There is a further distortion. The Government has extended tariff free access for Ukrainian agricultural products, including eggs and egg products, into the UK market. While the geopolitical context is understood, the market implications cannot be ignored.

UK self sufficiency has improved but remains below full domestic coverage, and net imports continue to form part of total supply. In that context, tightening domestic production standards without equivalent alignment in trade policy risks increasing reliance on imported egg and egg products produced under different regulatory and welfare frameworks.

Ukrainian egg production operates under welfare and regulatory standards that differ from those required of UK producers. Allowing tariff free imports from lower welfare systems while imposing additional structural costs on domestic production risks undercutting British farmers and exporting welfare responsibility rather than raising standards globally.

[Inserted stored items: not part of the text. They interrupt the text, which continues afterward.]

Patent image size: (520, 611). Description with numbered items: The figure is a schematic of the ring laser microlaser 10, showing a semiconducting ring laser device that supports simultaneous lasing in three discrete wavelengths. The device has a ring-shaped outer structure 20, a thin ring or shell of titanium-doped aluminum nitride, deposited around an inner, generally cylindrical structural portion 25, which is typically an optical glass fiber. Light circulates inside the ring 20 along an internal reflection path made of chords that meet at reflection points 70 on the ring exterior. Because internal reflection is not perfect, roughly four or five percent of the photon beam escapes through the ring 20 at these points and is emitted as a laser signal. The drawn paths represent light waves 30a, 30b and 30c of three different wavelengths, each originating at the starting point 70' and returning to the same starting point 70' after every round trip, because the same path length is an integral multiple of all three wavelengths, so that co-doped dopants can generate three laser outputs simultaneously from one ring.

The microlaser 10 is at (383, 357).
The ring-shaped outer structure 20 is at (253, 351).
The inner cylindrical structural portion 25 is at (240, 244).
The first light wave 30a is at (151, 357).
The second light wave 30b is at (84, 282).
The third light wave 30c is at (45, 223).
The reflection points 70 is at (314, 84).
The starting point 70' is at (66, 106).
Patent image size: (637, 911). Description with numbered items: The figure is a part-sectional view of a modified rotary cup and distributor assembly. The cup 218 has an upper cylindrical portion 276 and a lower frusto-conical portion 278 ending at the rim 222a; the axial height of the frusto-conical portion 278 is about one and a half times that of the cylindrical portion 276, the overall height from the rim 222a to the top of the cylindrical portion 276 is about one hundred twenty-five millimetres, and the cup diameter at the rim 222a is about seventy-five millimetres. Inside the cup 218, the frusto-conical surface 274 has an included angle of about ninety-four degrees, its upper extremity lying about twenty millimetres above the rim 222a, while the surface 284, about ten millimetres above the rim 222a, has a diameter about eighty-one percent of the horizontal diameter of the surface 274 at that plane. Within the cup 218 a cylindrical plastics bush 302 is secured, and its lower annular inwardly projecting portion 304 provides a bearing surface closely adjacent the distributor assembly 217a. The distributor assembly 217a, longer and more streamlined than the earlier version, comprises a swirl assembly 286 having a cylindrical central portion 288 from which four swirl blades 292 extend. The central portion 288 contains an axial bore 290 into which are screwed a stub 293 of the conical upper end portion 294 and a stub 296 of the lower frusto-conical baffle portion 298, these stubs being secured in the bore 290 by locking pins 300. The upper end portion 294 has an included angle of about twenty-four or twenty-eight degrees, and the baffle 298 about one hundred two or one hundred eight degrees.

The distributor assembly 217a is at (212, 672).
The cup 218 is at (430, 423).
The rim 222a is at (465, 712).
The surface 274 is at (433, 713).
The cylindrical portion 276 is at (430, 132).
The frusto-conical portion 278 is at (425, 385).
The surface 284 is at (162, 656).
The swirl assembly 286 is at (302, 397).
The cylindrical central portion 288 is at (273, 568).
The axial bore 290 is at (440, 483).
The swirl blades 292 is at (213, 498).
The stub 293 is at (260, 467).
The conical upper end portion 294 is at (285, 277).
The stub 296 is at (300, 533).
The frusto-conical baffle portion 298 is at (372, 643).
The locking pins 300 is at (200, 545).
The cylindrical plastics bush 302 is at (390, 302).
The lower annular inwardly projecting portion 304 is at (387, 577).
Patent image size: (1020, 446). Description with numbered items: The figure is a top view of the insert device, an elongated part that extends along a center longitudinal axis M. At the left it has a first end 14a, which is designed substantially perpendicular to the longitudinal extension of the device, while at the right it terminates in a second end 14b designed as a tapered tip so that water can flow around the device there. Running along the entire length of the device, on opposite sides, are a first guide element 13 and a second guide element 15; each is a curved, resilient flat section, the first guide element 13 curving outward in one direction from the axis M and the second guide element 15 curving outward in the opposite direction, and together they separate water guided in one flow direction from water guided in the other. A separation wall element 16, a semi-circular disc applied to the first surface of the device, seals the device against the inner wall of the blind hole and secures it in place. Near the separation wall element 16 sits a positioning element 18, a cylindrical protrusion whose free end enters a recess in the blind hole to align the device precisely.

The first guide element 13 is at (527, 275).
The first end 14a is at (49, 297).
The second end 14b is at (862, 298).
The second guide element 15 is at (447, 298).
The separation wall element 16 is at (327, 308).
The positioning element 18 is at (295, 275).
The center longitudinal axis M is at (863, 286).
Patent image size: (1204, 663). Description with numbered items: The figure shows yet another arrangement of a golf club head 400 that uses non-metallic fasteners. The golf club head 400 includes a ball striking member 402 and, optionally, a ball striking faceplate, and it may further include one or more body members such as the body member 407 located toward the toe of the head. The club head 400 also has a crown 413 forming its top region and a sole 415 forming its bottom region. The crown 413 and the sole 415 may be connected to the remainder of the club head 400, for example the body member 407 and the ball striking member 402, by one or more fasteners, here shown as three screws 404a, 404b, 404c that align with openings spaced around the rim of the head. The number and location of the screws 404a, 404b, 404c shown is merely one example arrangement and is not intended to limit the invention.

If policy is to proceed, it must do so with clarity about infrastructure requirements, planning reform, trade coherence and realistic timelines. The industry has demonstrated its capacity to adapt. What it cannot adapt to is a mismatch between policy ambition and delivery reality.

Any proposal to remove cages from UK production must also be matched by a genuine commitment to improving welfare standards across the whole market, not just within domestic supply. Welfare reform cannot stop at the border. If import policy cannot be adjusted to ensure that eggs and egg products entering the UK meet equivalent welfare standards, then the timetable for a domestic cage ban should be reconsidered until those policies align. Otherwise, the effect is not to raise welfare globally, but to displace production and transfer welfare responsibility beyond UK oversight.

The experience of the past eight years shows that structural change in egg production is achievable when supported by confidence, coherence and realistic delivery frameworks. If the Government wishes to pursue a cage free future, domestic infrastructure policy, planning reform, trade alignment and welfare ambition must move in step. Without that coherence, policy risks weakening the very standards it seeks to strengthen.

Producer Explanation – What Does “De Minimis Assessment” Actually Mean?
Defra has published what is called a De Minimis Assessment alongside the laying hen cage reform consultation.

In simple terms, “de minimis” means that, based on Defra’s initial estimates, the total annual cost of the proposal to business is below the government’s threshold that would normally trigger a full Regulatory Impact Assessment.

That threshold is generally around £10 million per year in net costs to business.

So at this stage Defra is effectively saying:

They estimate the overall cost of the proposal to industry falls below that trigger level.

Because of that, they have not produced a full formal Impact Assessment.

The document has not been reviewed by the Regulatory Policy Committee, which would usually happen for larger regulatory changes.

It is important to stress what this does not mean. It does not mean there will be little or no impact on individual producers.

A policy can be classed as de minimis at a national level while still having very significant consequences for specific sectors or individual businesses, particularly those currently operating enriched colony systems.

It is also worth noting that the BFREPA commissioned ADAS report on the retailers intentions is referenced in the document on page 21, which shows that our costings work is feeding into Defra’s thinking. However, whether the assumptions fully reflect current build costs, conversion costs, asset write-downs, and broader market realities is something producers are entitled to question.

This is why consultation responses matter. If the real world costs of transition are higher than Defra has assumed, that evidence needs to be clearly set out.

In short:

De minimis does not mean “no impact”.
It means government currently believes the overall cost falls below its formal assessment threshold.

Whether that estimate reflects reality is precisely what the consultation process is there to test.